Before attempting workarounds consider whether Citus is appropriate for your situation. Citus’ current version works well for real-time analytics use cases. We are continuously working to increase SQL coverage to better support other use-cases such as data warehousing queries.
Citus supports most, but not all, SQL statements directly. Its SQL support continues to improve. Also many of the unsupported features have workarounds; below are a number of the most useful.
Subqueries in WHERE¶
A common type of query asks for values which appear in designated ways within a table, or aggregations of those values. For instance we might want to find which users caused events of types A and B in a table which records one user and event record per row:
select user_id from events where event_type = 'A' and user_id in ( select user_id from events where event_type = 'B' )
Another example. How many distinct sessions viewed the top twenty-five most visited web pages?
select page_id, count(distinct session_id) from visits where page_id in ( select page_id from visits group by page_id order by count(*) desc limit 25 ) group by page_id;
Citus does not allow subqueries in the WHERE clause so we must choose a workaround.
Workaround 1. Generate explicit WHERE-IN expression¶
Best used when you don’t want to complicate code in the application layer.
In this technique we use PL/pgSQL to construct and execute one statement based on the results of another.
-- create temporary table with results do language plpgsql $$ declare user_ids integer; begin execute 'select user_id' ' from events' ' where event_type = ''B''' into user_ids; execute format( 'create temp table results_temp as ' 'select user_id' ' from events' ' where user_id = any(array[%s])' ' and event_type = ''A''', array_to_string(user_ids, ',')); end; $$; -- read results, remove temp table select * from results_temp; drop table results_temp;
Workaround 2. Build query in SQL client¶
Best used for simple cases when the subquery returns limited rows.
Like the previous workaround this one creates an explicit list of values for an IN comparison. This workaround does too, except it does so in the application layer, not in the backend. It works best when there is a short list for the IN clause. For instance the page visits query is a good candidate because it limits its inner query to twenty-five rows.
-- first run this select page_id from visits group by page_id order by count(*) desc limit 25;
Interpolate the list of ids into a new query
-- Notice the explicit list of ids obtained from previous query -- and added by the application layer select page_id, count(distinct session_id) from visits where page_id in (2,3,5,7,13) group by page_id
Citus does not yet support SELECT DISTINCT but you can use GROUP BY for a simple workaround:
-- rather than this -- select distinct col from table; -- use this select col from table group by col;
JOIN a local and a distributed table¶
Attempting to execute a JOIN between a local and a distributed table causes an error:
ERROR: cannot plan queries that include both regular and partitioned relations
In Citus Community and Enterprise editions there is a workaround. You can replicate the local table to a single shard on every worker and push the join query down to the workers. We do this by defining the table as a ‘reference’ table using a different table creation API and setting citus.shard_replication_factor to the current number of worker nodes. Suppose we want to join tables here and there, where there is already distributed but here is on the master database.
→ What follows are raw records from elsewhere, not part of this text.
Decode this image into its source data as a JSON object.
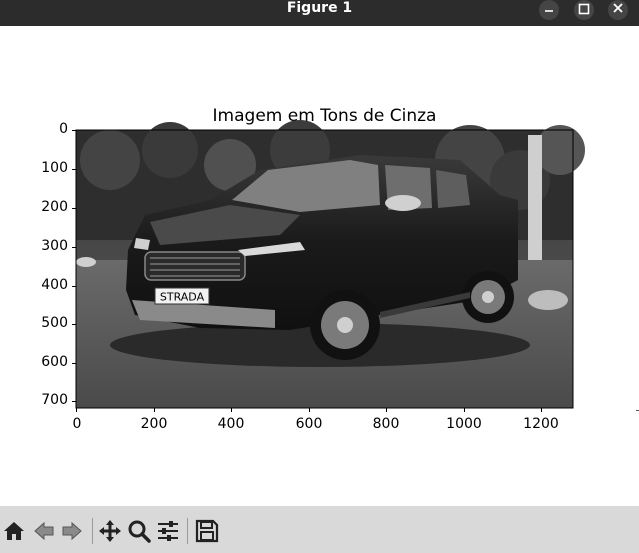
{
  "window": {
    "title": "Figure 1"
  },
  "window_controls": [
    "minimize",
    "maximize",
    "close"
  ],
  "figure": {
    "title": "Imagem em Tons de Cinza",
    "image_alt": "grayscale photo of a pickup truck with a STRADA license plate",
    "license_plate_text": "STRADA",
    "y_ticks": [
      "0",
      "100",
      "200",
      "300",
      "400",
      "500",
      "600",
      "700"
    ],
    "x_ticks": [
      "0",
      "200",
      "400",
      "600",
      "800",
      "1000",
      "1200"
    ]
  },
  "toolbar": {
    "items": [
      "home-icon",
      "back-icon",
      "forward-icon",
      "pan-icon",
      "zoom-icon",
      "configure-subplots-icon",
      "save-icon"
    ]
  }
}
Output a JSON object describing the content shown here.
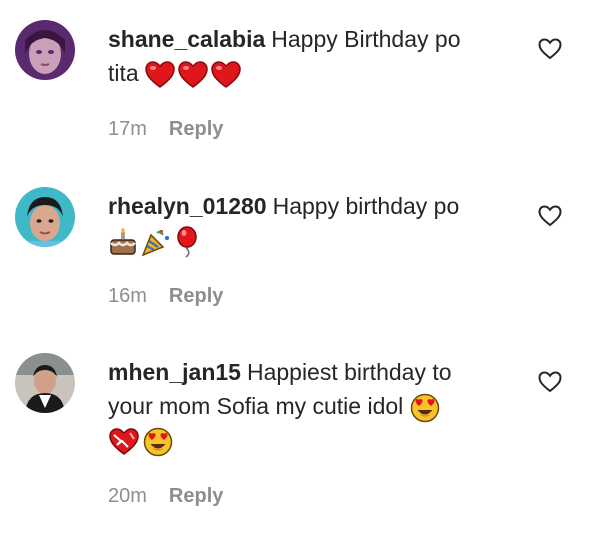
{
  "comments": [
    {
      "username": "shane_calabia",
      "text": "Happy Birthday po",
      "text_cont": "tita",
      "emojis": [
        "red-heart",
        "red-heart",
        "red-heart"
      ],
      "time": "17m",
      "reply_label": "Reply"
    },
    {
      "username": "rhealyn_01280",
      "text": "Happy birthday po",
      "emojis": [
        "birthday-cake",
        "party-popper",
        "balloon"
      ],
      "time": "16m",
      "reply_label": "Reply"
    },
    {
      "username": "mhen_jan15",
      "text": "Happiest birthday to",
      "text_cont": "your mom Sofia my cutie idol",
      "emojis_inline": [
        "heart-eyes-face"
      ],
      "emojis": [
        "heart-with-ribbon",
        "heart-eyes-face"
      ],
      "time": "20m",
      "reply_label": "Reply"
    }
  ],
  "colors": {
    "username": "#262626",
    "meta": "#8e8e8e",
    "heart": "#e0161d"
  },
  "icons": {
    "like": "heart-outline-icon"
  }
}
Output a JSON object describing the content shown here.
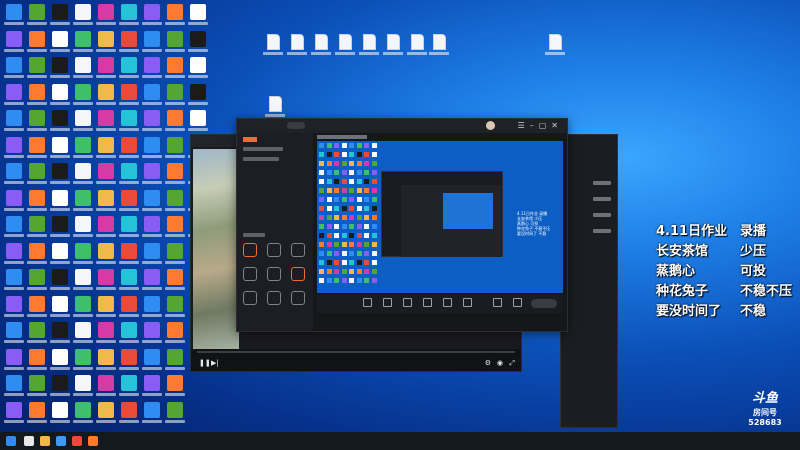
{
  "overlay": {
    "lines": [
      {
        "a": "4.11日作业",
        "b": "录播"
      },
      {
        "a": "长安茶馆",
        "b": "少压"
      },
      {
        "a": "蒸鹅心",
        "b": "可投"
      },
      {
        "a": "种花兔子",
        "b": "不稳不压"
      },
      {
        "a": "要没时间了",
        "b": "不稳"
      }
    ]
  },
  "douyu": {
    "logo": "斗鱼",
    "room_label": "房间号",
    "room_number": "528683"
  },
  "preview_text": [
    "4.11日作业 录播",
    "长安茶馆 少压",
    "蒸鹅心 可投",
    "种花兔子 不稳不压",
    "要没时间了 不稳"
  ],
  "colors": {
    "accent": "#f26a2e",
    "desktop_blue": "#0b4fb8"
  }
}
-- First get the number of current active worker nodes SELECT count(1) FROM master_get_active_worker_nodes(); SET citus.shard_replication_factor = <number of nodes> SELECT create_reference_table('here');
This will create a table with a single shard (non-distributed), but will replicate that shard to every node in the cluster. Now Citus will accept a join query between here and there, and each worker will have all the information it needs to work efficiently.
Citus Cloud uses PostgreSQL replication, not Citus replication, so this technique does not work there.
Data Warehousing Queries¶
When queries have restrictive filters (i.e. when very few results need to be transferred to the master) there is a general technique to run unsupported queries in two steps. First store the results of the inner queries in regular PostgreSQL tables on the master. Then the next step can be executed on the master like a regular PostgreSQL query.
For example, currently Citus does not have out of the box support for window functions on queries involving distributed tables. Suppose you have a query with a window function on a table of github_events function like the following:
select repo_id, actor->'id', count(*) over (partition by repo_id) from github_events where repo_id = 1 or repo_id = 2;
You can re-write the query like below:
create temp table results as ( select repo_id, actor->'id' as actor_id from github_events where repo_id = 1 or repo_id = 2 );
select repo_id, actor_id, count(*) over (partition by repo_id) from results;
Similar workarounds can be found for other data warehousing queries involving unsupported constructs.
The above query is a simple example intended at showing how meaningful workarounds exist around the lack of support for a few query types. Over time, we intend to support these commands out of the box within Citus.